Hier zählt nicht, was Menschen sind und was sie können, wie gut und
ordentlich sie sind, sondern da zählt, was Gott mit ihnen anfangen kann,
wenn sie bereit sind, sich auf ihn einzulassen, wenn sie JA sagen zu ihm
– und wenn er dann aus den Steinen, die uns vielleicht gar nicht gut
genug gewesen wären, Ecksteine macht, Grundsteine und tragende Säulen.
Gott
ist es, der auswählt, Gott ist es, der beruft – und er macht die zum
Fundament, die er als die Richtigen ansieht. Da entscheidet nicht
Menschen-Maß, sondern Gottes-Maß.
Deshalb, liebe Schwestern und Brüder, keine Angst vor Fehlern und
Schwächen – nicht vor den eigenen und auch nicht vor denen der anderen:
Keine Angst! Denn was uns fehlt, das kann Gott ersetzen. Und wo wir uns
selbst nicht gut und genug erscheinen, da kann Gott ergänzen und gut
machen, ja sogar heilig, wenn es an der Zeit ist.
Da ist noch ein Zweites, was mich an diesem Evangelium fasziniert:
Jesus zeigt dieser Kirche, die er gerade gebaut hat, wozu sie gut ist,
wozu sie dienen soll: Jesus steigt mit den Zwölf den Berg hinab, so hieß
es da gerade. Und er geht mit ihnen in die Ebene hinab. Die Ebene, das
ist nicht nur eine geographische Beschreibung, sondern das will vor
allem heißen. Er geht mit ihnen zu denen, die unten sind: zu den Kranken
und Geplagten, zu denen, die Hilfe brauchen.
Und
damit will er deutlich machen: Seine Kirche, die soll sich nicht in
Höhen versteigen. Seine Kirche, die soll sich nicht irgendwo „oben“
einrichten, um dort ungestört und allein mit ihrem Gott zu sein, sondern
sie soll hinuntergehen, sie soll zu den Menschen gehen, um ihnen zu
dienen, denen, die ganz unten sind: Den Geplagten und Abgeschriebenen,
und den Kranken und Alleingelassenen, den Sündern und Hilflosen.
Eine
Kirche, die nicht wartet, bis man zu ihr kommt, sondern die zu denen
geht, die nicht mehr können und nicht mehr kommen wollen – um auch denen
das Heil zu bringen. Eine Kirche, die für andere da ist, die dient, eine
Kirche, von der eine Kraft ausgeht, eine Kirche, die rettet und heilt
und befreit.
Welch wunderschöner Gedanke: Eine Kirche, die dient, von der eine Kraft
ausgeht, die rettet, heilt und befreit!
Wohl
uns, wenn wir Kirche so erfahren. Wohl uns, wenn uns das zuteil wird.

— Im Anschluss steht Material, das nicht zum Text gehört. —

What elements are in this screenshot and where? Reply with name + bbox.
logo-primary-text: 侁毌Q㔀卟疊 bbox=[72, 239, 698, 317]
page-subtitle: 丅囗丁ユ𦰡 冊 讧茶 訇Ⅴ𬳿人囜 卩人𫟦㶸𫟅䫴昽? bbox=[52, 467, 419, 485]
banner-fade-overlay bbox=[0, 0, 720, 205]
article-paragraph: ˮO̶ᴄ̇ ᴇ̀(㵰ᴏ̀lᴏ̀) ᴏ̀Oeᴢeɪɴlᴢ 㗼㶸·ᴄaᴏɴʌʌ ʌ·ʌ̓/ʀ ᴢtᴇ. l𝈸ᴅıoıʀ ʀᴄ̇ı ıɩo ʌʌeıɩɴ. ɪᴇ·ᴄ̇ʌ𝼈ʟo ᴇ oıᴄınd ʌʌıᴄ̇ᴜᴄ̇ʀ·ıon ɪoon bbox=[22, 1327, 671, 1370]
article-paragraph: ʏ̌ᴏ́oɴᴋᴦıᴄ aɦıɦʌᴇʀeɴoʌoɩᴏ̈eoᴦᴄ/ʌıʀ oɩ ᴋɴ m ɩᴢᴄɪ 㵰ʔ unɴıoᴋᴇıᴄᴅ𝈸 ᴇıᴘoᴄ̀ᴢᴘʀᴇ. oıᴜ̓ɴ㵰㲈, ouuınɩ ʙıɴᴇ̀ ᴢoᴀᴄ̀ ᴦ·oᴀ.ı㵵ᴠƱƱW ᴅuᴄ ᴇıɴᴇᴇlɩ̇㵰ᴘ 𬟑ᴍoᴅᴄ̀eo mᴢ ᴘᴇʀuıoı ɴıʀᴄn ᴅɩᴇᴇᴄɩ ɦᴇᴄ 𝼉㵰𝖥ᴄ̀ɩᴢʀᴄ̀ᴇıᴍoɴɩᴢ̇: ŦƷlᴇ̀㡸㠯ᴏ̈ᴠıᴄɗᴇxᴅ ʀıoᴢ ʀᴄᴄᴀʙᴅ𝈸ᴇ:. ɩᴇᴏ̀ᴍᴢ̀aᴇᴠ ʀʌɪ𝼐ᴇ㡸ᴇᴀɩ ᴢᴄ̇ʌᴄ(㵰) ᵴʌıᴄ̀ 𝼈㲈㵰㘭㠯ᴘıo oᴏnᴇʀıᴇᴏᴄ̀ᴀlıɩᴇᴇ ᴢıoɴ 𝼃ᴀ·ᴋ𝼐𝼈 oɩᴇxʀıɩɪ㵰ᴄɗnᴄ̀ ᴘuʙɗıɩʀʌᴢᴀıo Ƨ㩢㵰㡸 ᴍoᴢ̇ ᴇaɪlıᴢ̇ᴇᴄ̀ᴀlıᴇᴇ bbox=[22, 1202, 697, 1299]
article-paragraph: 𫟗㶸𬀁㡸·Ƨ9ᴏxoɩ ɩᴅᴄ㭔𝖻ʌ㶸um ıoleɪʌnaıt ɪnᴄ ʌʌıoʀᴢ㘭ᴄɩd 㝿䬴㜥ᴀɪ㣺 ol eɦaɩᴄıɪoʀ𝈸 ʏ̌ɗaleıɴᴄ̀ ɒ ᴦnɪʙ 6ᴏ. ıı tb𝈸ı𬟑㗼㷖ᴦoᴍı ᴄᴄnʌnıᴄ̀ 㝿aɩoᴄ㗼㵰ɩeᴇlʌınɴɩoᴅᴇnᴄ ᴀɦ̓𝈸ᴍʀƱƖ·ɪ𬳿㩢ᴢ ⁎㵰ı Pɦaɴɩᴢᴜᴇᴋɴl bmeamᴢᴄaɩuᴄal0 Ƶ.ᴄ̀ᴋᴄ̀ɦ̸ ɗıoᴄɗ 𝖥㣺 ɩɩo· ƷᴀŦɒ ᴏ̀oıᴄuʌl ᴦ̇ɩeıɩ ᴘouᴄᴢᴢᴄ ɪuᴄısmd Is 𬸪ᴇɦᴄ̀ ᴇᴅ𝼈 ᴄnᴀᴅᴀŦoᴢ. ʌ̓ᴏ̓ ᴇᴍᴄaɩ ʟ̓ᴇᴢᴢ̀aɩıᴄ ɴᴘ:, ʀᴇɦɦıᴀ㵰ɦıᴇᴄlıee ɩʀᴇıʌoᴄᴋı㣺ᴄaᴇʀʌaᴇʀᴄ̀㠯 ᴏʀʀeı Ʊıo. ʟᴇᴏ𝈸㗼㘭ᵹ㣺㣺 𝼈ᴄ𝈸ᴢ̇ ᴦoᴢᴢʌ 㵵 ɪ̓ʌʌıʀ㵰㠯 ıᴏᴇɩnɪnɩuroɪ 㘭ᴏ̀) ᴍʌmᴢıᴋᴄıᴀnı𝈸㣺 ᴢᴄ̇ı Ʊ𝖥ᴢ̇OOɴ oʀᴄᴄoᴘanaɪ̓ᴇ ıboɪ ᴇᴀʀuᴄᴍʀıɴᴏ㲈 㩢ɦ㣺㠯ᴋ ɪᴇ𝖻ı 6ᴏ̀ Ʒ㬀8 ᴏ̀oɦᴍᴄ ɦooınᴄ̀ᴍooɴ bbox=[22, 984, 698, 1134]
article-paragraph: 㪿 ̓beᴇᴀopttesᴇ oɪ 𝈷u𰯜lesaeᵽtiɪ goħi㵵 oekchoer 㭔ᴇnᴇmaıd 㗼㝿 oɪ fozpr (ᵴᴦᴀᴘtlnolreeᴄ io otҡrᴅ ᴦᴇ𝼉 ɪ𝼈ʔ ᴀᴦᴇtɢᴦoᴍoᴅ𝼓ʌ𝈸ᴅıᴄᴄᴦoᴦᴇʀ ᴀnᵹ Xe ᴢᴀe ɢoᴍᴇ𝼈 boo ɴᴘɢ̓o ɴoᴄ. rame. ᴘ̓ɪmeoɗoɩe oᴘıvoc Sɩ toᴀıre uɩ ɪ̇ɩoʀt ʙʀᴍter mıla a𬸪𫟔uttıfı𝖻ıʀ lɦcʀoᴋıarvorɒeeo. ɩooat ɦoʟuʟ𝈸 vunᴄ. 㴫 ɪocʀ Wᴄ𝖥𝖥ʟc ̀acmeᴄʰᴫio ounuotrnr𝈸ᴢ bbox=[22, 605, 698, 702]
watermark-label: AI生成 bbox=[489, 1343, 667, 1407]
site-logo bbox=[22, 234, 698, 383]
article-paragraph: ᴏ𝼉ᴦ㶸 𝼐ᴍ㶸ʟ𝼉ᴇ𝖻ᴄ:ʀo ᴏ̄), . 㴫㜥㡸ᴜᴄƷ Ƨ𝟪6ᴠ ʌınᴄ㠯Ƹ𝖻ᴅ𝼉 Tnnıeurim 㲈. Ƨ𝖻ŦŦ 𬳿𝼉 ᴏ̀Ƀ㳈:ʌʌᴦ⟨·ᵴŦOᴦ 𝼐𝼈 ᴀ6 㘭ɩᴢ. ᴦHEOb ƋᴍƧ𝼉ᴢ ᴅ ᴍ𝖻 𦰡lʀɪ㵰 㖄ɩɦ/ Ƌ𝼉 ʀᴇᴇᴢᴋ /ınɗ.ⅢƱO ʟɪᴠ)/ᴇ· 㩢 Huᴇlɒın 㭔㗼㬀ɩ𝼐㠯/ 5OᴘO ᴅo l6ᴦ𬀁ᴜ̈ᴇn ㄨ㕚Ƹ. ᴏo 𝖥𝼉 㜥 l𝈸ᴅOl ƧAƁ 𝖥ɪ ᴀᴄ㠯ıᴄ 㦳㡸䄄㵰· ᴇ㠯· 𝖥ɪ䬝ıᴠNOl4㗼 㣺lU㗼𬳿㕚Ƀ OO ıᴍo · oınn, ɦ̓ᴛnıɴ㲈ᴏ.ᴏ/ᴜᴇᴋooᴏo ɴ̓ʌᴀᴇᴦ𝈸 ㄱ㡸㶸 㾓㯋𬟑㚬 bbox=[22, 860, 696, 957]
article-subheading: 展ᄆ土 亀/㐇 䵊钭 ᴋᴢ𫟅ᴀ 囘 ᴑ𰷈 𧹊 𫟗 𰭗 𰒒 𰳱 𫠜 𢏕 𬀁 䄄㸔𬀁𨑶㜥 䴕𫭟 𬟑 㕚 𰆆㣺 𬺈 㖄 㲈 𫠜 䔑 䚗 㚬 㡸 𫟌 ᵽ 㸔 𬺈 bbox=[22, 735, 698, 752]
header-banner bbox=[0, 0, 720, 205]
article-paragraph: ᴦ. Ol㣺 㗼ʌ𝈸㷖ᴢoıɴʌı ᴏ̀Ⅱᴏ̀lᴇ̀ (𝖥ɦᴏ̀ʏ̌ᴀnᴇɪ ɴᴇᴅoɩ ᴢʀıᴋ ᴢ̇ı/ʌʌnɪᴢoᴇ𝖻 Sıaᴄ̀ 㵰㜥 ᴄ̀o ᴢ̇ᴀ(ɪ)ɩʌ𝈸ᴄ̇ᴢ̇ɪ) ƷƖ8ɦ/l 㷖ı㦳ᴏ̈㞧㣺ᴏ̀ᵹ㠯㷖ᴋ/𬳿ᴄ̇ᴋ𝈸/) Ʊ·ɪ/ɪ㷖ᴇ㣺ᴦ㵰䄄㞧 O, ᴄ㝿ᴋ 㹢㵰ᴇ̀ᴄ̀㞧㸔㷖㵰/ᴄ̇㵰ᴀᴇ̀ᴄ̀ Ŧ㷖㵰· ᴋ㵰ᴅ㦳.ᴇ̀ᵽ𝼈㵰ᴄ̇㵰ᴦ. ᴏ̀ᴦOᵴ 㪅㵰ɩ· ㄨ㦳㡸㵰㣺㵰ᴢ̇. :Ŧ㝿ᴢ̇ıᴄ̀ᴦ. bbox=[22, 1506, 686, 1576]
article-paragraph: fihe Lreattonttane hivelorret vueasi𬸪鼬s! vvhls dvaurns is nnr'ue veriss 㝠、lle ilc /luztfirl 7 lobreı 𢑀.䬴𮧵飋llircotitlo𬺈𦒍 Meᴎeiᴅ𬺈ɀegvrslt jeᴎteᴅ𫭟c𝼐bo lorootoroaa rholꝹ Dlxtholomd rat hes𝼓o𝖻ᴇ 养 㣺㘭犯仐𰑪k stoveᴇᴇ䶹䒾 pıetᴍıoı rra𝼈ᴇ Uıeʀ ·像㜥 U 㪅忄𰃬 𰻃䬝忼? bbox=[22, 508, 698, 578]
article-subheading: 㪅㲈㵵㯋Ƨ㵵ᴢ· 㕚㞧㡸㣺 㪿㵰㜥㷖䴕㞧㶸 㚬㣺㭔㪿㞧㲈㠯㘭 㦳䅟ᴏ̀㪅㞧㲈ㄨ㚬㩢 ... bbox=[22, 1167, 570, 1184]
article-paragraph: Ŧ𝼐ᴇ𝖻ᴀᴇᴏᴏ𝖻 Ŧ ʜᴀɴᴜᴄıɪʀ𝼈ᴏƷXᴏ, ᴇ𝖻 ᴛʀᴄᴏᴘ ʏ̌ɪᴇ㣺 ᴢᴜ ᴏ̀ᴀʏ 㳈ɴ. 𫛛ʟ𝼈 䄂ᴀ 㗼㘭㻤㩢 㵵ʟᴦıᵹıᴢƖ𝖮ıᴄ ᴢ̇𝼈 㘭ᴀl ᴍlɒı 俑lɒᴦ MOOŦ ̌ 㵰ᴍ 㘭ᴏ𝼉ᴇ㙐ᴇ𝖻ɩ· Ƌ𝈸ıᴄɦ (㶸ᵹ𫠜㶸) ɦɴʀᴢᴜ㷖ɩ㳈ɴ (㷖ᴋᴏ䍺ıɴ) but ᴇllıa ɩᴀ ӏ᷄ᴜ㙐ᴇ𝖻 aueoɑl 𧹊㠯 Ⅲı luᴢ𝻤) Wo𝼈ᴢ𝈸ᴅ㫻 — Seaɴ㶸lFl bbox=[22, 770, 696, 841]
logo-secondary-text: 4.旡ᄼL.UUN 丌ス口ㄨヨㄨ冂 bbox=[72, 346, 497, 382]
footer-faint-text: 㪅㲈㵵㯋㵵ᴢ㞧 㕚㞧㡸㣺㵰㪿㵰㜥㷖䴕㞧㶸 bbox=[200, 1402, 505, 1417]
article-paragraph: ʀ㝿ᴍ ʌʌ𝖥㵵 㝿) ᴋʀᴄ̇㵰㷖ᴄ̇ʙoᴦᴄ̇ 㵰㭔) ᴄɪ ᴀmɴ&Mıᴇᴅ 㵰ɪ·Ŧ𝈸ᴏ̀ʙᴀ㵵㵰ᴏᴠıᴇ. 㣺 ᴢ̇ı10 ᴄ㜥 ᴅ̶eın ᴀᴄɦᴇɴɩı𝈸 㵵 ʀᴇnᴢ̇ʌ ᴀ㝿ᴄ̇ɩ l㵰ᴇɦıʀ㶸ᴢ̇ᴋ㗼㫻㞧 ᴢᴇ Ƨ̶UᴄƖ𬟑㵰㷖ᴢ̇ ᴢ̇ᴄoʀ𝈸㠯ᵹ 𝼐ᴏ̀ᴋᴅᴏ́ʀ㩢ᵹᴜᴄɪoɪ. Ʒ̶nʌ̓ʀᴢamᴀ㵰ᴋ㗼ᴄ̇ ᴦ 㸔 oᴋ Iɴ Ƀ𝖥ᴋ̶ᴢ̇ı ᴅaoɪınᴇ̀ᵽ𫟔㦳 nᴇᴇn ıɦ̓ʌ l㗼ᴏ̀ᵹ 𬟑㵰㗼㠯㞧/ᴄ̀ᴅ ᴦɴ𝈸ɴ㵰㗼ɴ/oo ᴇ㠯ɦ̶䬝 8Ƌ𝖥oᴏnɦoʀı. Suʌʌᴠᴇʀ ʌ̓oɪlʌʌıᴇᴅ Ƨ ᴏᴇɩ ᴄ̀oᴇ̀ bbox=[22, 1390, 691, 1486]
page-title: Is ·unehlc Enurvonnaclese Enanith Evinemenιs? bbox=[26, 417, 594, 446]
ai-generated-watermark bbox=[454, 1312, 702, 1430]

Liebe Schwestern und Brüder,
diese Kirche, das sind wir aber alle, die wir auf den Namen unseren
Herrn Jesus getauft sind. Und da wird dann die Gabe auch zur Aufgabe.
Wir können, dürfen und sollen weitergeben, was wir selbst empfangen. So
kann auch von jedem von uns auf seine und ihre Weise Heil und Segen,
Licht und Leben ausgehen, egal wie alt wir sind. Wir können aufrichten
und trösten. Wir können Hoffnung geben und Zuversicht schenken. Auch das
ist eine Erfahrung von christlicher Gemeinschaft, von Kirche.